13.11 – La parabola dei servi che vegliano (Luca 12.35-40)           

 

35Siate pronti, con le vesti strette ai fianchi e le lampade accese; 36siate simili a quelli che aspettano il loro padrone quando torna dalle nozze, in modo che, quando arriva e bussa, gli aprano subito. 37Beati quei servi che il padrone al suo ritorno troverà ancora svegli; in verità io vi dico, si stringerà le vesti ai fianchi, li farà mettere a tavola e passerà a servirli. 38E se, giungendo nel mezzo della notte o prima dell’alba, li troverà così, beati loro!39Cercate di capire questo: se il padrone di casa sapesse a quale ora viene il ladro, non si lascerebbe scassinare la casa. 40Anche voi tenetevi pronti perché, nell’ora che non immaginate, viene il Figlio dell’uomo».

 

            C’è una notevole differenza fra la parabola del ricco stolto, pronunciata davanti alla folla, e quella dei servi che vegliano, rivolta da Nostro Signore ai suoi discepoli, quindi a una cerchia di persone più ristretta. Il messaggio qui contenuto possiamo dire allora che è “riservato”, rivolto a quanti hanno già fatto una scelta importante, quella di seguirLo e hanno bisogno di imparare da Lui perché, senza le Sue indicazioni, sarebbero ancora in balìa di loro stessi. Ecco allora che quanto esposto da Gesù, che verrà ricordato loro dallo Spirito Santo una volta risorto e salito al cielo, riguarda il modo che ha il cristiano di condurre la propria vita, “pronto, con le vesti strette ai fianchi e le lampade accese”.

Esaminiamo ora quanto avviene nella parabola da un punto di vista storico per poi fare alcuni accostamenti spirituali partendo dalla festa cui il padrone è invitato.

 

La festa di nozze: non esisteva un rito religioso per celebrare il matrimonio perché era considerato un fatto privato certamente fra l’uomo e la donna, ma soprattutto fra le famiglie cui gli sposi appartenevano; queste stabilivano tra loro una vera e propria alleanza organizzata dai rispettivi padri.
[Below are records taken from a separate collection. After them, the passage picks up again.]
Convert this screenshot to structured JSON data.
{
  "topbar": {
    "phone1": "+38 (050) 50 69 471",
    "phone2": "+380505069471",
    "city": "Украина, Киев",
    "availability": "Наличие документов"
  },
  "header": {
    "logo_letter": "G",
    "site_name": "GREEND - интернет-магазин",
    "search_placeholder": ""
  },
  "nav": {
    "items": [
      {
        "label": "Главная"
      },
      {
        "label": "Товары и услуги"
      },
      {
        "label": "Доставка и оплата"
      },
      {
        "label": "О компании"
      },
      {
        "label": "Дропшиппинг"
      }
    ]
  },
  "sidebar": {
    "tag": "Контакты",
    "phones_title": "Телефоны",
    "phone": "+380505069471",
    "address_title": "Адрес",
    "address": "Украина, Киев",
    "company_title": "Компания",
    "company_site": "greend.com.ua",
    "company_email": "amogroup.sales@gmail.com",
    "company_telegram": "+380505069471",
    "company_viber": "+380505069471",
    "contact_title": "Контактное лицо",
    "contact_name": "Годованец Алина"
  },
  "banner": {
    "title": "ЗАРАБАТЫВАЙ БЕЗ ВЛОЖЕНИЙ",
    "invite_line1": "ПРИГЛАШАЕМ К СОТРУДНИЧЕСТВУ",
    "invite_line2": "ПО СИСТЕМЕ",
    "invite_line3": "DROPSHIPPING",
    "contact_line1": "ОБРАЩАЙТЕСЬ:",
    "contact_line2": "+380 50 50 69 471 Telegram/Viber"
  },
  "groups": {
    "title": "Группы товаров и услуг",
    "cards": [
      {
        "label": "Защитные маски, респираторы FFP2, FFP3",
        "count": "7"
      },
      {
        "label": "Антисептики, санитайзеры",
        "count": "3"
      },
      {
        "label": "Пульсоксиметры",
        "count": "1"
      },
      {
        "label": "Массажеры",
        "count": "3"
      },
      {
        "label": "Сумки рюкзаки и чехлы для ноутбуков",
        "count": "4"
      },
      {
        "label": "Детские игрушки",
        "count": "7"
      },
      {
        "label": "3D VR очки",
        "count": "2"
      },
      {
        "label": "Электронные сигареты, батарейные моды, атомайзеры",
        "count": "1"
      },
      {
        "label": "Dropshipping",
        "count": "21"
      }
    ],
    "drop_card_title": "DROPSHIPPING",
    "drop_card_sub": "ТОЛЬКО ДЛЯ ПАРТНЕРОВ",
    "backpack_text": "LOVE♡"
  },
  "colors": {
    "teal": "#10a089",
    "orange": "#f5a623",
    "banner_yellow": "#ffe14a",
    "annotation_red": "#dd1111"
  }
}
Si celebrava solitamente dopo un anno di fidanzamento e la festa che lo coinvolgeva era grande a tal punto da durare anche una settimana. Il matrimonio era una questione anche di prestigio sociale talché non mancavano ospiti di riguardo essendo gli invitati scelti con molta attenzione, e qui si possono fare molte applicazioni sull’episodio delle “nozze di Cana” e a tutte le parabole in cui si citano le nozze. Un ruolo importante lo avevano gli amici dello sposo, che si occupavano del buon andamento della festa, di presentare gli invitati coi regali che portavano e di tutto quanto fosse funzionale al banchetto (ricordiamo il vino). Nulla era lasciato al caso.

Ora abbiamo un elemento importante e cioè che il padrone, nella nostra parabola, parte per una festa nuziale la cui durata era assolutamente sconosciuta ai servi: sarebbe potuto tornare tanto a notte inoltrata, quanto dopo più giorni e di qui la necessità di predisporsi ad accoglierlo senza trascurare i compiti loro affidati. Non sappiamo quante fossero le persone addette a quella casa, ma è certo che l’assenza del padrone avesse portato squilibrio nella gestione ordinaria del loro tempo perché restava il problema della notte, dove in condizioni normali tutti andavano a dormire per ritemprarsi dalle fatiche del giorno. Era impensabile che un servo, in quanto tale privo di diritti per quanto non come nel mondo occidentale o presso altri popoli, facesse attendere il proprio signore alla porta.

 

Nella nostra parabola Gesù quindi parla di servitori coscienziosi, quelli che “troverà ancora svegli”, che però in quanto esseri umani possono essere soggetti a stanchezza: come fare? Si tratta di combattere contro un nemico subdolo, cioè il sonno che inevitabilmente cerca di impossessarsi di chiunque affronta una veglia. I testi storici non ci hanno tramandato nei dettagli la vita di chi era preso a servizio, cosa che avveniva a causa della povertà o per ripianare debiti eventualmente contratti. In ogni caso era prevista la possibilità del riscatto e il servo veniva liberato dopo sette anni, al termine dei quali poteva decidere anche se restare presso il padrone per motivi affettivi; così leggiamo in Esodo 21.5,6: “Ma se lo schiavo dice: «Io sono affezionato al mio padrone, a mia moglie, ai miei figli, non voglio andarmene libero», allora il suo padrone lo condurrà davanti a Dio, lo farà accostare al battente o allo stipite della porta e gli forerà l’orecchio con la lesina e quello resterà suo schiavo per sempre”.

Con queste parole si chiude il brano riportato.